Van Norden v. Schindler

144 Misc. 2d 771 | N.Y. Sup. Ct. | 1989

OPINION OF THE COURT

Joseph Rosenzweig, J.

A hearing was held on May 23, 1989 to determine whether *772petitioner herein, L. John Van Norden, and his attorney herein, William Henry Harrison, Jr., engaged in frivolous conduct in civil litigation and whether an award of costs and imposition of financial sanctions should be imposed upon petitioner and/or his attorney.

L. John Van Norden, who is an attorney, was a respondent in a paternity proceeding pending in the Family Court. On the basis of HLA blood-group testing he could not be excluded as the biological father of a certain child and a probability of paternity of 96.55% was established. He then sought DNA testing on the ground of increased accuracy and what he claimed to be certainty in establishing paternity. Ultimately the Family Court ordered DNA testing and petitioner herein, L. John Van Norden, brought on this proceeding by order to show cause seeking to stay implementation of the Family Court order dated February 17, 1989 (Schindler, J.), and to prohibit any Family Court Judge from compelling petitioner herein to submit to DNA testing, reciting and relying on an outdated version of Family Court Act § 532, although he, L. John Van Norden, had correctly recited the updated version of Family Court Act § 532 (as amended by L 1984, ch 792) when he sought the order from the Family Court.

L. John Van Norden testified that he prepared the papers in support of this application while emotionally upset and angry and did not realize that he was using an outdated section of the Family Court Act. While this proceeding was pending he went to the medical facility for DNA testing on two occasions, in order to fulfill the requirements of the Family Court order, but refused to consent to drawing blood warning the facility of a lawsuit if his position was vindicated by this court, and thus the testing could not proceed.

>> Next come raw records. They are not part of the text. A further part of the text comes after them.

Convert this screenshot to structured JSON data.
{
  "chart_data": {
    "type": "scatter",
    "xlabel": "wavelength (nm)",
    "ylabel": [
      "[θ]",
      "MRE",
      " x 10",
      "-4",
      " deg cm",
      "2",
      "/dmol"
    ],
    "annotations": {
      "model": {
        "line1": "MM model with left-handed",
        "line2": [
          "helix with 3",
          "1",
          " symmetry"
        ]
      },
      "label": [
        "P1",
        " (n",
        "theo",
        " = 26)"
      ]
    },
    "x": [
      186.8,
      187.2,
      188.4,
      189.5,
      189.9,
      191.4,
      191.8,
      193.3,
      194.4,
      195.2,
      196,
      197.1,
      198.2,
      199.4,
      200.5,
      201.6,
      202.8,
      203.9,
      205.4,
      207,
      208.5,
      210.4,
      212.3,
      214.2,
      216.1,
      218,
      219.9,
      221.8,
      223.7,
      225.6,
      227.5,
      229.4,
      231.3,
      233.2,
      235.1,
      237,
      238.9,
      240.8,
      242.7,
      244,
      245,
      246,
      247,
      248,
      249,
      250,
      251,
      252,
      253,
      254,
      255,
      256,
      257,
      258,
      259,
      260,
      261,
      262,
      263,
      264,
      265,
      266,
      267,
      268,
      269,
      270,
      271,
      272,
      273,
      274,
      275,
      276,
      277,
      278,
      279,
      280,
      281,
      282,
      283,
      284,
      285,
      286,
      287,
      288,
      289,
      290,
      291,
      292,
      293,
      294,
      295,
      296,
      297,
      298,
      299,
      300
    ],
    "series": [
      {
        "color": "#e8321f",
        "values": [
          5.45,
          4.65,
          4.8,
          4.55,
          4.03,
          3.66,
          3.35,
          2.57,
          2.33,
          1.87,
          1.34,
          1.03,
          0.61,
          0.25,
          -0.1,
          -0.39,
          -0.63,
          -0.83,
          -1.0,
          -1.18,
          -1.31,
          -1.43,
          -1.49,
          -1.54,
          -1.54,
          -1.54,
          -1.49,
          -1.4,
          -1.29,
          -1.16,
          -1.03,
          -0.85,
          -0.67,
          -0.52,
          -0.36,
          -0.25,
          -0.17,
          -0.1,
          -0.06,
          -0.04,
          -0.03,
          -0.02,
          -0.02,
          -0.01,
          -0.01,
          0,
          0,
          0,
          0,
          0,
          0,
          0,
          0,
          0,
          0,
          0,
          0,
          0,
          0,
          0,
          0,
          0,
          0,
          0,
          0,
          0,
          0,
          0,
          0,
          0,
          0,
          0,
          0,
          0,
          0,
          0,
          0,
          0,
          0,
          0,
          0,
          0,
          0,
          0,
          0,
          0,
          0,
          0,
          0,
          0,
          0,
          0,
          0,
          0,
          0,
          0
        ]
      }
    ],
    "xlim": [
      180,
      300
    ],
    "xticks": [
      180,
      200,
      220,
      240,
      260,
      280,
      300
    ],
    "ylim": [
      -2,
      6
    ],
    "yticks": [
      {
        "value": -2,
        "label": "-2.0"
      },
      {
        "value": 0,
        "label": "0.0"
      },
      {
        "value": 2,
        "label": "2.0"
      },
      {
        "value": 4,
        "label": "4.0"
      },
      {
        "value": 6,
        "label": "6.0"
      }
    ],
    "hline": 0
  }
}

Petitioner’s attorney in this proceeding, William Henry Harrison, Jr., testified that he was retained for the paternity proceeding for January 31, 1989. He received the file from L. John Van Norden and there was a copy of the old law in the file. He did not review the law or the pocket part to be certain that he was relying on the current law. Further he doesn’t remember seeing this motion for a writ of prohibition of the Judges of the Family Court notwithstanding the fact that the bluebacks contain the name and address of his firm and he was served opposing papers from the respondent mother and the Attorney-General on behalf of the Family Court Judge in question.

*773This court finds that bringing this proceeding was frivolous and in bad faith. The court does not credit as legitimate either the excuse of anger by L. John Van Norden or the excuse of failure to read either his own papers submitted by, or those in opposition served on, William Henry Harrison, Jr. Had he done so, he would have been compelled to change his application, and he didn’t. An attorney has no right to allow his client to actually create and file papers in the attorney’s name.

Accordingly both attorneys are sanctioned for frivolous litigation and penalized for the costs of this litigation to the respondents herein and are directed to pay the sum of $5,000 each to the Clients’ Security Fund pursuant to 22 NYCRR 130 et seq.